Bu yazımızın konusunu, 26 Mart 2021 tarihinde BK Temyiz Mahkemesinin verdiği TuneIn Inc v Warner Music UK Limited and Sony Music Entertainment UK Limited [2021] EWCA Civ 441 kararı oluşturmaktadır. Söz konusu kararı incelemeye değer bulmamızın sebebi, Temyiz Mahkemesinin, BK’nın AB Adalet Divanı (ABAD)’ın umuma iletim hakkı ile ilgili içtihadından ayrılması gerektiğine yönelik iddiaları reddetmiş olmasıdır. Oybirliğiyle verilen kararda, radyoları bir araya getiren ve internetten yayın yapan TuneIn hakkında verilen telif hakkı ihlalinden sorumluluğa ilişkin ilk derece kararı, bir yüksek mahkeme tarafından onanmıştır. Kararda, umuma iletim konusundaki ABAD içtihadı ve ilkeleri de özetlenmiştir.

Uyuşmazlığın Arka Planı

Davalı TuneIn, Amerikalı bir teknoloji şirketi olup çevrimiçi bir internet radyosunu işletmektedir. Bu radyo, BK’daki kullanıcıların dünya çapındaki on binlerce müzik istasyonuna internet (web sitesi veya uygulama) üzerinden erişimini sağlamaktadır. Bunun için dizinleme de yapmakta; konum, müzik türü ve dili gibi özelliklere göre kategorize etmekte ve hatta içerikleri kişiselleştirmektedir. TuneIn, kullanıcıları linkler yoluyla üçüncü kişilerin radyo istasyonuna bağlamakta, ancak kullanıcılar bu süreçte TuneIn Radyo internet sitesi sayfasından ayrılmamaktadır ve açık bir şekilde bağlanılan yayının kendi sayfası görüntülenmemektedir. Yani bir nevi çerçeveleme söz konusudur. Burada kullanıcılar, içeriğin TuneIn tarafından sağlandığını düşünebilmektedir. Ayrıca TuneIn, 2017 Nisan ayına kadar kullanıcıların reklamları atlayabilmesi ve içeriği kaydedebilmesi gibi özellikleri içeren bir ‘premium’ hizmeti de sunmaktadır. BK kullanıcıları TuneIn’in kullanıcı kitlesinin yaklaşık %10’unu oluşturmaktadır.

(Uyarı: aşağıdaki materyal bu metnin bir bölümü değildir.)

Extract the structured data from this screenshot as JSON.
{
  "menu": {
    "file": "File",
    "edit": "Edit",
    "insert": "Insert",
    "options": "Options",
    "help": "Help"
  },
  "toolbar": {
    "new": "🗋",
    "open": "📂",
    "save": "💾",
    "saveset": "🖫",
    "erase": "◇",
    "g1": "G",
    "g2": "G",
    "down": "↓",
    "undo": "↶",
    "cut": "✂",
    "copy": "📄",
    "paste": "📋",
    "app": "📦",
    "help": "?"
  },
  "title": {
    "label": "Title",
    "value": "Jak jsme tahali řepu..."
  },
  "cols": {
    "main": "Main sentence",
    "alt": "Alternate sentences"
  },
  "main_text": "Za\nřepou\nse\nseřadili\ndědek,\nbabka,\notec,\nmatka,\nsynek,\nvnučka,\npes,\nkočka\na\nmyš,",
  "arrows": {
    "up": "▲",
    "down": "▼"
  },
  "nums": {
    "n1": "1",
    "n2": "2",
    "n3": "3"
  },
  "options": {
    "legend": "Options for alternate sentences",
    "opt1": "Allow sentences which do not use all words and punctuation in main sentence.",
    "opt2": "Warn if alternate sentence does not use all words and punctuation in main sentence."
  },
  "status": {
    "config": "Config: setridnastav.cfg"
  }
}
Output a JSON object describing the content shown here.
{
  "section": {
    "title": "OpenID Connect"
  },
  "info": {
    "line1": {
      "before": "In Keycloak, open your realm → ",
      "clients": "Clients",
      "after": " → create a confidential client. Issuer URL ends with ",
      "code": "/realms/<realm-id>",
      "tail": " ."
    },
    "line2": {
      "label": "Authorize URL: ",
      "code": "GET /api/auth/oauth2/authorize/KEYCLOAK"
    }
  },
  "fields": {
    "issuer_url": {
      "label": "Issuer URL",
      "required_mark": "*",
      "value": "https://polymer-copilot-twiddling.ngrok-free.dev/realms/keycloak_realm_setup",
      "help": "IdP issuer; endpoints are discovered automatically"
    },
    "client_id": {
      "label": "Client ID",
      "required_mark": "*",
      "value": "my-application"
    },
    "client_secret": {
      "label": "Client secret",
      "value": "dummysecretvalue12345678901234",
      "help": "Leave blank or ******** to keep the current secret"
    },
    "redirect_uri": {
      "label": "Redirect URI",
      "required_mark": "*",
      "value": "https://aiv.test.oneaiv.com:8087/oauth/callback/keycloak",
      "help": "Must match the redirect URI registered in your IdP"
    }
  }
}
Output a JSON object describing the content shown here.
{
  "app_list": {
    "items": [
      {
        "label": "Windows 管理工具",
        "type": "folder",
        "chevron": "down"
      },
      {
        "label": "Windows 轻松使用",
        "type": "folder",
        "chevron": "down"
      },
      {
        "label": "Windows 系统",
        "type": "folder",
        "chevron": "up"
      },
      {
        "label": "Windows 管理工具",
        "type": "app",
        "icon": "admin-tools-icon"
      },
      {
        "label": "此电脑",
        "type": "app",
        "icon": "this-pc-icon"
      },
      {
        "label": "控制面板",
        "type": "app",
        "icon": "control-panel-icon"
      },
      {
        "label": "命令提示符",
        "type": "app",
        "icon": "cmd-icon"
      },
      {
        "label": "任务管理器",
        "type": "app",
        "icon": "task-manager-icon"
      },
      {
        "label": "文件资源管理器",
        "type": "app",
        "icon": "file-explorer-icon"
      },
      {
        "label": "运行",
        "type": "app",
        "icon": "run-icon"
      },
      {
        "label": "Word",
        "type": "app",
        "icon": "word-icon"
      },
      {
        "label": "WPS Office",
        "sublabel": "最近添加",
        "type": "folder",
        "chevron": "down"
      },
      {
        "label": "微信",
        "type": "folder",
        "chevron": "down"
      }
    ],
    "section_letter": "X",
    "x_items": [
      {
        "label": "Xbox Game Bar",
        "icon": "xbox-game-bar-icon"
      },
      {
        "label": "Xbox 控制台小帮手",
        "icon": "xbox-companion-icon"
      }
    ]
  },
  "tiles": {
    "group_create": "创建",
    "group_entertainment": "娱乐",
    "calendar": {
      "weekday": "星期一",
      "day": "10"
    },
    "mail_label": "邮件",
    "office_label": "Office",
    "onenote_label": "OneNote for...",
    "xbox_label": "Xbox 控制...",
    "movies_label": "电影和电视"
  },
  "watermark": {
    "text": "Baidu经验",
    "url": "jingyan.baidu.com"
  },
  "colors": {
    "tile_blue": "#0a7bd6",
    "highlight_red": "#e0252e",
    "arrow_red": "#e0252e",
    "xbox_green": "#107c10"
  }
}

Photo by Ryan Stefan on Unsplash

İlk derecede davacılar Warner Music ve Sony Music de TuneIn’in BK’de çoğaltma ruhsatı olmayan dünya çapındaki radyolara erişimi sağlayarak umuma iletim eylemi gerçekleştirdiğini ileri sürmektedir. İlk derecede dava kabul edilmiştir, fakat TuneIn kararı temyiz etmiştir. Temyiz nedenleri arasında, TuneIn’in sadece halka açık içeriklere link sağladığı ve hatta bu sebeple bir arama motorundan farklı olmadığı iddiası yer almaktadır.

Uyuşmazlık Hakkında Verilen Kararlar

ABAD, daha önce verdiği kararlarda, umuma iletim hakkının ihlali eyleminin belli bir ülke hedeflenerek gerçekleştirilmesi gerektiğini belirtmiştir. Yani, bir siteye bir üye ülkeden yalnızca erişimin var olması ihlalin varlığı için yeterli görülmemektedir.

İlk derece kararında, web sitesinin nasıl düzenlendiğine göre tüm sayfalarının tek bir yeri hedeflemesi gerekmediği belirtilmiştir. Her somut olay kendi koşullarına göre değerlendirilmelidir. İlk derece hakimi tarafından örnek mahiyetinde, hedef alınan toplumun belirlenmesi bakımından dikkat edilebilecek faktörler şu şekilde belirtilmiştir:

  • Web sitesinin görünümü, BK’ya mal ve hizmet sağlamak için açık bir niyet gösteriyor olabilir veya liste/harita şeklinde BK gösterilmiş olabilir,
  • Dil, para birimi, telefon numarası ve ulusal üst seviye alan adı kullanımı gibi site özellikleri buna yönelik olabilir,
  • Hizmet sağlayıcının iş hacmi ve özellikleri, sağlanan ve teklif edilen mal ve hizmetlerin özellikleri ve BK’dan yapılan ziyaret sayısı önemli olabilir.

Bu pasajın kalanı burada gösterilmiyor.